Se in previsione della sua dipartita decidesse di donare il suo corpo alla Scienza, forse un giorno sapremo cosa c’era nella testa di Fognini, uno che indifferentemente può perdere con il più loffio dei pallettari o prendere a pallate Murray (in Davis) o Nadal (poche ore fa, in uno slam, all’Open degli Stati Uniti), giocare al massimo dell’ispirazione oppure macerarsi nei suoi tormenti interiori ed esteriori, perdere la pazienza con gente che lo sa e va apposta lì a provocarlo e cascarci, pluff, come un boccalone. Se non donerà il suo corpo alla Scienza rimarremo col dubbio, che poi è la cosa più bella. Senza certezze, idealizzeremo per sempre quel pirla di Fognini di cui racconteremo, al bar o ai nipotini, che era un gran giocatore e un gran coglione all’unisono, e tu dovevi prenderlo com’era e bòn, pazienza, genio e sregolatezza a percentuali variabili, più spesso sbilanciate verso la sregolatezza, perchè sennò sarebbe stato nei top ten in pianta stabile, e nemmeno troppo in basso.

Ora, naturalmente, possiamo fare tutti i distinguo del caso. Quel Murray in Davis, fuori casa e sulla terra e non esattamente al massimo della forma, non era il vero-vero-vero Murray. E il Nadal di oggi – un agonista se ce n’è uno ma ormai logoro nelle giunture e forse anche un po’ di testa – non è il Nadal di tre, cinque o nove anni fa. E poi Nadal è il giocatore che sta più sul cazzo di tutti a Fognini, e qualche settimana fa glielo ha detto in faccia, nella finale di Amburgo, che lui e suo zio gli hanno rotto le palle, amen. Quindi, voglio dire, c’è una predisposizione morale ad azzannargli il collo, un po’ com’era per Agassi con Becker. Però battere Nadal in cinque set a in uno Slam, davanti a 23mila persone, e batterlo rimontando due set (per la precisione: eravamo 6-3 6-4 3-1 per Nadal), è un po’ come battere Gebreselassie allo sprint in una maratona dopo averlo raggiunto al quarantesimo. E battere Nadal facendo 70 (settanta!) punti vincenti è come battere la nazionale Usa di basket schiacciando dieci volte in testa al cristone nero che gioca da centro. E’ un’impresa della madonna, ecco.

E il game giocato sul 4-4 del quinto set, sant’iddio, è una roba che vedi ad anni alterni, quattro vincenti e gioco a zero, sbam!, Fogna che lancia missili e Nadal che manco li rincorre più.
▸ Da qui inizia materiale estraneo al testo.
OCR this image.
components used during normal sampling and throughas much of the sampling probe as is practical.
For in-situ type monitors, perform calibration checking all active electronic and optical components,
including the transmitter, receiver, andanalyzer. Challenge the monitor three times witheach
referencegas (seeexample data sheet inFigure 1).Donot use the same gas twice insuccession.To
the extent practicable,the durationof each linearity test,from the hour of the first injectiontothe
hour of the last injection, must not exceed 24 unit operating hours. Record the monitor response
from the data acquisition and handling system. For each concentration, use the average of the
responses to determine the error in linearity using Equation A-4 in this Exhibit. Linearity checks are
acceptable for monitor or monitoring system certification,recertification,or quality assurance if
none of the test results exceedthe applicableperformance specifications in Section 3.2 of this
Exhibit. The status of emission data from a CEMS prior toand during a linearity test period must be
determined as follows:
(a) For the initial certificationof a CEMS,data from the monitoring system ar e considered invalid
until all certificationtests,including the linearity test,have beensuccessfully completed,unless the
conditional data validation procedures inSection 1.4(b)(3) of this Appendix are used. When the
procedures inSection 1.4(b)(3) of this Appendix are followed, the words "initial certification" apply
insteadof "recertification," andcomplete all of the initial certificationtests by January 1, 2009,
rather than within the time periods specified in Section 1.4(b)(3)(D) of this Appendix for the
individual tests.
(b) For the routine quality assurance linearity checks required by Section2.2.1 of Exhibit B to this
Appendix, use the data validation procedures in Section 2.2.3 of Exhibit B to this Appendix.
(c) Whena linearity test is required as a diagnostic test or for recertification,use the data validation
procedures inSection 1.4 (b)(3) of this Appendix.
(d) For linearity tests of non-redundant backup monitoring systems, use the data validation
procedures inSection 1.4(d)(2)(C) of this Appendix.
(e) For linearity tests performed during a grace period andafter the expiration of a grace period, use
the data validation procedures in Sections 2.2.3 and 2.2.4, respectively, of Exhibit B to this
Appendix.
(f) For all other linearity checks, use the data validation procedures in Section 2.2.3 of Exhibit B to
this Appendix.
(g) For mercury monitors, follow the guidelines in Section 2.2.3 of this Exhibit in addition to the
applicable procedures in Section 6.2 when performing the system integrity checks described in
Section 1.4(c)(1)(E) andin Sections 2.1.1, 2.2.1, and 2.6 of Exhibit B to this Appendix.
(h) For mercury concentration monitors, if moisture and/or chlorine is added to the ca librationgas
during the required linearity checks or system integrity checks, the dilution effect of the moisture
E non per sfinimento, no: perché non li avrebbe presi nessuno, nessuno, manco Tiramolla. Tant’è che al match point Fognini non esulta: aveva vinto nel game precedente, stravinto, l’ultimo punto – un errore gratuito di Nadal –  è stata una cazzata a confronto del climax precedente.

Ora, questo potrebbe essere il post più inutile della storia. Un post a scadenza immediata. Dopo aver triturato Nadal a forza di colpi vincenti da fondocampo (roba da non vedere, a volte, la pallina) e di attacchi conclusi con mano fatata, Fognini potrebbe benissimo perdere con quel damerino di Feliciano Lopez e vaffanculo, perchè Fognini è così e basta. E guarda, sinceramente, dopo una partita così ci starebbe perdere (anche male, dico) quella dopo perchè è difficile – forse impossibile – replicare un’impresa del genere, dal peso specifico immane, tecnico e psicologico. Quindi Fogna, in anticipo, te absolvo e ti ringrazio per stanotte. Sei di Arma di Taggia e sei interista, due motivi sufficienti per volerti bene e aspettare un’altra roba del genere, prima o poi: giorni, mesi, anni o forse mai, ma – giuro – non me ne frega niente. Fognini-Lopez può finire in due modi, per me: abbracciare e leccare ululando lo schermo della tv o mandare affanculo quel tamarro in campo per l’ennesima occasione sprecata. No problem: a me quelli che tertium non datur, in fondo, piacciono da morire.